Muslim discovery of printing is focus of April 24 lecture

The Liberal Studies Department at Western Washington University is holding a free public lecture titled “The Muslim Discovery of Printing: A Moment in Global History” from 4 to 5:30 p.m. Wednesday, April 24, in Communications Facility Room 105.

The lecture, by Nile Green, professor of South Asian and Islamic history at UCLA and founding director of the UCLA Program on Central Asia, is part of Western's Liberal Studies Lecture Series.

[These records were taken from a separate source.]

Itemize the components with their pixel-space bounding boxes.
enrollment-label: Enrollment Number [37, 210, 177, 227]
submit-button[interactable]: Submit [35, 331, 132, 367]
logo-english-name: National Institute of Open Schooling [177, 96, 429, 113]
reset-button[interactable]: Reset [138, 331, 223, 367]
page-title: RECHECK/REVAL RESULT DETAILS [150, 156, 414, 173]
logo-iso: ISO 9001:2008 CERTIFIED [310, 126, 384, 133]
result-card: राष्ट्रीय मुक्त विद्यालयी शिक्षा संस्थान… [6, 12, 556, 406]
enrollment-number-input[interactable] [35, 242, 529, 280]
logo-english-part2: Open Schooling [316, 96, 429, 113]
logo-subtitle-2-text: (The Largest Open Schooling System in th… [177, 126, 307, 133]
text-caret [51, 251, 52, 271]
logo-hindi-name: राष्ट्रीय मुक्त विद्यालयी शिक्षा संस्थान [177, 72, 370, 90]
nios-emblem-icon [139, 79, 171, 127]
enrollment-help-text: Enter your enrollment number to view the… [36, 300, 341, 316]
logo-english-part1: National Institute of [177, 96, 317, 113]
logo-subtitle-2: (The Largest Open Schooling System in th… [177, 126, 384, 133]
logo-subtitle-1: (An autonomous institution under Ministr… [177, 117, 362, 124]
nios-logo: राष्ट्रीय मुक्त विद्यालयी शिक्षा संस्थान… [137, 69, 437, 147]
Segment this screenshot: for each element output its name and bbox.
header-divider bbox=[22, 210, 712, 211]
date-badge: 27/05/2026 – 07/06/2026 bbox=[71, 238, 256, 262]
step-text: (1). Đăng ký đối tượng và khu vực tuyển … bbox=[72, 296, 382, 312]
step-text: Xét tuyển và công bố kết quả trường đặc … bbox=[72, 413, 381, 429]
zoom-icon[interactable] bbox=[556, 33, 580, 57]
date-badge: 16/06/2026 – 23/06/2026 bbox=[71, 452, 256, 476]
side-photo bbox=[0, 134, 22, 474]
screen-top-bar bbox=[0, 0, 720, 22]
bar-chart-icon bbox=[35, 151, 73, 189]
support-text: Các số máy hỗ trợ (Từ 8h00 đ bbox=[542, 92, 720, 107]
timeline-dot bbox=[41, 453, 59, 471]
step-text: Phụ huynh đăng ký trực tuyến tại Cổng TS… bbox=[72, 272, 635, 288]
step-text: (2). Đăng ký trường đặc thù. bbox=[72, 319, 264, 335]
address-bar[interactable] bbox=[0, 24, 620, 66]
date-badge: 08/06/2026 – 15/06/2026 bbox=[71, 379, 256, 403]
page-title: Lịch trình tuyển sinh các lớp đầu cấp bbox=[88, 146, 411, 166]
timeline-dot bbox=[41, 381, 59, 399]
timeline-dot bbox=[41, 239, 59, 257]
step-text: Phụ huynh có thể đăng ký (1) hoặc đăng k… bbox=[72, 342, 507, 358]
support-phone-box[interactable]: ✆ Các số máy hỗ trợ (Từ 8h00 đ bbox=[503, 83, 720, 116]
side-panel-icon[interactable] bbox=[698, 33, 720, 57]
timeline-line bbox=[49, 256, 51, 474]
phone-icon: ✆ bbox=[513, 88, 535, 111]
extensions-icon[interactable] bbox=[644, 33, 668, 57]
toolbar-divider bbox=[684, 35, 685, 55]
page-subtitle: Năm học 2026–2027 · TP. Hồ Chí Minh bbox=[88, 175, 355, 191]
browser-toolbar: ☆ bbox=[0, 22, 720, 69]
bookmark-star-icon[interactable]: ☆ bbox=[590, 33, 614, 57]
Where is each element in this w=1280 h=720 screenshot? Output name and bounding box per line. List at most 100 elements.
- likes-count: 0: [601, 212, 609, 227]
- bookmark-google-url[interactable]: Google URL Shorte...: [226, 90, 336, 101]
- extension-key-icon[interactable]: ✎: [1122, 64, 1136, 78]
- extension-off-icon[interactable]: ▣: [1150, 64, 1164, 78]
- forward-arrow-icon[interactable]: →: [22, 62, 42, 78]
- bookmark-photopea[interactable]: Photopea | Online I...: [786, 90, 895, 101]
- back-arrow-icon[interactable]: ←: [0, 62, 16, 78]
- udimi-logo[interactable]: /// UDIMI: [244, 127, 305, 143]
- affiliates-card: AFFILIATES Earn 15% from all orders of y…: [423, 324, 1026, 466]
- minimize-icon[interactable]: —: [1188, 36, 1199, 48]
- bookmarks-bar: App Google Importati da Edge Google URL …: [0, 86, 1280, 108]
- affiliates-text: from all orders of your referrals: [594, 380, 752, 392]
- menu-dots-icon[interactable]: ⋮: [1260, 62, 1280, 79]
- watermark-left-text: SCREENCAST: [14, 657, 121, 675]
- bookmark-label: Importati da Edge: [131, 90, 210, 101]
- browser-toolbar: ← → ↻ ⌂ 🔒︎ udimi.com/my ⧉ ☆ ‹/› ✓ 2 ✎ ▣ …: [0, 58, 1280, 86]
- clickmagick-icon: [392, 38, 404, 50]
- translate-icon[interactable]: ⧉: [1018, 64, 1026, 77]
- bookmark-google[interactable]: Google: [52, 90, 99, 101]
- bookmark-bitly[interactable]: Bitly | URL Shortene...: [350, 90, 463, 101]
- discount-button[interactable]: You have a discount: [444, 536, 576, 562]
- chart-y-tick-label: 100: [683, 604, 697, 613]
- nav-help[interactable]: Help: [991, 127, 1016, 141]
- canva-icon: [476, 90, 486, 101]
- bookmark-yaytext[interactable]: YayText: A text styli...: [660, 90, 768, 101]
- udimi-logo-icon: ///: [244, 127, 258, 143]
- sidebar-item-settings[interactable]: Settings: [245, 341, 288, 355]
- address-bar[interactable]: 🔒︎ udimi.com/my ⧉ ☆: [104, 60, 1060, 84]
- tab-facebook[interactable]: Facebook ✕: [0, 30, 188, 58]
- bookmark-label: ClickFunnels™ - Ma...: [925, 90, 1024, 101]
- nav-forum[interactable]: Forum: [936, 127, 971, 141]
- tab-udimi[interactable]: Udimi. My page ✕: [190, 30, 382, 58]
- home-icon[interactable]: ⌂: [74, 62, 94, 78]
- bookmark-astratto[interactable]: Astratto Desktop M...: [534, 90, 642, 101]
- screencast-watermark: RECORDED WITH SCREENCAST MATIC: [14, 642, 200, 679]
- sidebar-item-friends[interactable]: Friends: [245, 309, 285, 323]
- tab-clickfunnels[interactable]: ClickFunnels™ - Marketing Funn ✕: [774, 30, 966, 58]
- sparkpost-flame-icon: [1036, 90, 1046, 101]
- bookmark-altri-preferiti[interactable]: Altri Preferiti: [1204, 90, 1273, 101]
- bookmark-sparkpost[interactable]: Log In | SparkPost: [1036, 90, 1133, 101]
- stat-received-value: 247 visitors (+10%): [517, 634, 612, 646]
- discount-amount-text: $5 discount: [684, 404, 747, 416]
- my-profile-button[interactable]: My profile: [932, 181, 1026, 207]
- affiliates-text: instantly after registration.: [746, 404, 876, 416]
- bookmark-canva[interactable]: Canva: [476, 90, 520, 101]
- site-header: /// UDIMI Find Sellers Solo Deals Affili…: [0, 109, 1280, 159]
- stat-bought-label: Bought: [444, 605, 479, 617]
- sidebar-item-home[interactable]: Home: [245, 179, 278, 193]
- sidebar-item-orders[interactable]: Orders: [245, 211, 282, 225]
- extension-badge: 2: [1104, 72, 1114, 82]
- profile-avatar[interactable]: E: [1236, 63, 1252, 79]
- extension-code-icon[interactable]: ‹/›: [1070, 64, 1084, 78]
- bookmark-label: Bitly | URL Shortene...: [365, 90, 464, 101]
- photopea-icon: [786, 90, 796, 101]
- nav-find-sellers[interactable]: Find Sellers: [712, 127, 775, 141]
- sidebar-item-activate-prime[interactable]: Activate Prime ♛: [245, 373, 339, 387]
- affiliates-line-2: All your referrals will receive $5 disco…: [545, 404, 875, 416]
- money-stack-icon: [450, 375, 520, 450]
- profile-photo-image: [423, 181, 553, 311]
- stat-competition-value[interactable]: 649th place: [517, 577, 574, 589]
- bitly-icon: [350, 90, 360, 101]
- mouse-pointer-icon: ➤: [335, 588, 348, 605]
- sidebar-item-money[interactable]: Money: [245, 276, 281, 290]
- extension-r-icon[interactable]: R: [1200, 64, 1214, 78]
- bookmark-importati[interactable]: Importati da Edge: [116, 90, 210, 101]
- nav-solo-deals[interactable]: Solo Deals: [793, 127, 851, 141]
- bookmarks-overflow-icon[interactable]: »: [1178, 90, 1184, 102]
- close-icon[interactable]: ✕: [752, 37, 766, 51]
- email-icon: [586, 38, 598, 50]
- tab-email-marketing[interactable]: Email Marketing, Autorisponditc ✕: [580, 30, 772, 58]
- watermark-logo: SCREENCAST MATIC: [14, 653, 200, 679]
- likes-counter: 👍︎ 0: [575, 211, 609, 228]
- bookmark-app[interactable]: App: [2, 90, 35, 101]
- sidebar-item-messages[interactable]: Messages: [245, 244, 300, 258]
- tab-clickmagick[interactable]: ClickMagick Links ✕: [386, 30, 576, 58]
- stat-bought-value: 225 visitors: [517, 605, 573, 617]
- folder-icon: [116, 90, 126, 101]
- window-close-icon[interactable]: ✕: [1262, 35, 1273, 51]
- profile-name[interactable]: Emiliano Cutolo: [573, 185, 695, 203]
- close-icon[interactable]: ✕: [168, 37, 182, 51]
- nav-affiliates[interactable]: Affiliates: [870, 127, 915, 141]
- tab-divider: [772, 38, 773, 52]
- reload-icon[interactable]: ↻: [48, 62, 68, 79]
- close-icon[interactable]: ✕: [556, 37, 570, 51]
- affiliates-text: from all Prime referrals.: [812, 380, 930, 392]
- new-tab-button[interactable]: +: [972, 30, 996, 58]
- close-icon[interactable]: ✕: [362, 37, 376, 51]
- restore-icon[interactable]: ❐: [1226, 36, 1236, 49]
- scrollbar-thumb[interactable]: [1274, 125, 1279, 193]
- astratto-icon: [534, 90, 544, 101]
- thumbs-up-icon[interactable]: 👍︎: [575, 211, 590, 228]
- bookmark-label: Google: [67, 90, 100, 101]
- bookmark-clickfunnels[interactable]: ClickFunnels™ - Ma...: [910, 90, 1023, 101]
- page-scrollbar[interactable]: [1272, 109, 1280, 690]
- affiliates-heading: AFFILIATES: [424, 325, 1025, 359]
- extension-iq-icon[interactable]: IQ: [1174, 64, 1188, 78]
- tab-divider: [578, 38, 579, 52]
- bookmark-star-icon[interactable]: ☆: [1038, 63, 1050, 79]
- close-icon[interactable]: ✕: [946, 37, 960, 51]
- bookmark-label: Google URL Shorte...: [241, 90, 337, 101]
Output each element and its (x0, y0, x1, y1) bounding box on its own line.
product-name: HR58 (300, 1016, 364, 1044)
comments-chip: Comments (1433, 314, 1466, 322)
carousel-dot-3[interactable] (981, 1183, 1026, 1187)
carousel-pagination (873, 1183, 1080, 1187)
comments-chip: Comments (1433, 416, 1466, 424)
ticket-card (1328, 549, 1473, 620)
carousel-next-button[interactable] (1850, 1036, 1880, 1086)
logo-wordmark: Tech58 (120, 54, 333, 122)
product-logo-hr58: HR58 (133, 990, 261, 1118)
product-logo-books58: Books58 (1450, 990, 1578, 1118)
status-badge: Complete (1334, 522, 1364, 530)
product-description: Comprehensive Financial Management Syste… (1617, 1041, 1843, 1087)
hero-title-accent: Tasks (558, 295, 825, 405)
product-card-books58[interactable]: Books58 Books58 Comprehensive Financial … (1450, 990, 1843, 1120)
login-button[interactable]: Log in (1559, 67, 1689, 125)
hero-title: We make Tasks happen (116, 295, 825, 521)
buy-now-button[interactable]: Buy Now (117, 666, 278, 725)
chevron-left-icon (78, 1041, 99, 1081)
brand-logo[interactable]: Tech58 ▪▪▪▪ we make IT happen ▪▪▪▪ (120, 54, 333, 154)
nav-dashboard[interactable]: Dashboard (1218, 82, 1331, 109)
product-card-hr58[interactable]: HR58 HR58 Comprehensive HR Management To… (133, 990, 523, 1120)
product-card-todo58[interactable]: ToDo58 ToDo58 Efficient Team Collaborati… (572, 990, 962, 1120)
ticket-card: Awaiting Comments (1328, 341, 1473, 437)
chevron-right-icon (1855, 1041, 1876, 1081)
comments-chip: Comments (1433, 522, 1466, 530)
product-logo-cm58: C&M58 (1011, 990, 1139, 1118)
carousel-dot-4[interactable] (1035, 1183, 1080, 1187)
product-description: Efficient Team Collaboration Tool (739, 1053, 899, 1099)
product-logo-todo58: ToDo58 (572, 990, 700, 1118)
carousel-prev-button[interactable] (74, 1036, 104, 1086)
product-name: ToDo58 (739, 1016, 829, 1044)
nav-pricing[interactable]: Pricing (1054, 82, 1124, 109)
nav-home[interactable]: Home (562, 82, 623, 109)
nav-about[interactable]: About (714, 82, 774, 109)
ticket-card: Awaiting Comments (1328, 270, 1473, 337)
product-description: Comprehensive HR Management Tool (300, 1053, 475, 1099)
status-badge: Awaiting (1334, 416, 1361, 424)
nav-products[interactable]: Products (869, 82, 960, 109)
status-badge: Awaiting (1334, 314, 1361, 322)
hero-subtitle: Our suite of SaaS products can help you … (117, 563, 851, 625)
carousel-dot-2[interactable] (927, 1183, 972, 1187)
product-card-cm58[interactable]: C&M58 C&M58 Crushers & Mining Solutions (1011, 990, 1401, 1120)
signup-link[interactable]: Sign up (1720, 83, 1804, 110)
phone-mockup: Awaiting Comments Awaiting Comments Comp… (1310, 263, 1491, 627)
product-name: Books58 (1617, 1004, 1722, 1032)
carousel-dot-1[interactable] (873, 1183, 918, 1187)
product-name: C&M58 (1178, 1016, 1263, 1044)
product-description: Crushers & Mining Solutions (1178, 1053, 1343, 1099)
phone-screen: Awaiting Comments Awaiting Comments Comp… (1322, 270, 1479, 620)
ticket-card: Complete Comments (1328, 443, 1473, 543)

A specialist on the Muslim communities of India, Pakistan, Afghanistan, Iran and the Indian Ocean, Green seeks in his research to bring Islamic history into conversation with global history. He is the author and editor of numerous books, including Bombay Islam: The Religious Economy of the West Indian Ocean, 1840-1915 (Cambridge, 2011; winner of the Albert Hourani Award from the Middle East Studies Association and the Ananda K. Coomaraswamy award from the Association for Asian Studies) and Sufism: A Global History (Wiley-Blackwell, 2012).

The focus of Green’s lecture will be the period between 1815 and 1820, when Muslims began printing books across a sequence of distant but no less connected cities, including Calcutta, Cairo, Tabriz, Lucknow and Saint Petersburg. Within a less than two year period, between 1817 and 1819, the first Muslim works were printed in Iran, Egypt and Awadh, three states on the edges of European expansion. By taking part in the global Stanhope printing revolution of the early 1800s rather than the more geographically restricted earlier Gutenberg revolution, Muslim printing emerged on the frontiers of European empires through local adaptations of the techniques and products of Europe’s industrialization, Green argues.

This event is free and open to the public. Parking information is available online.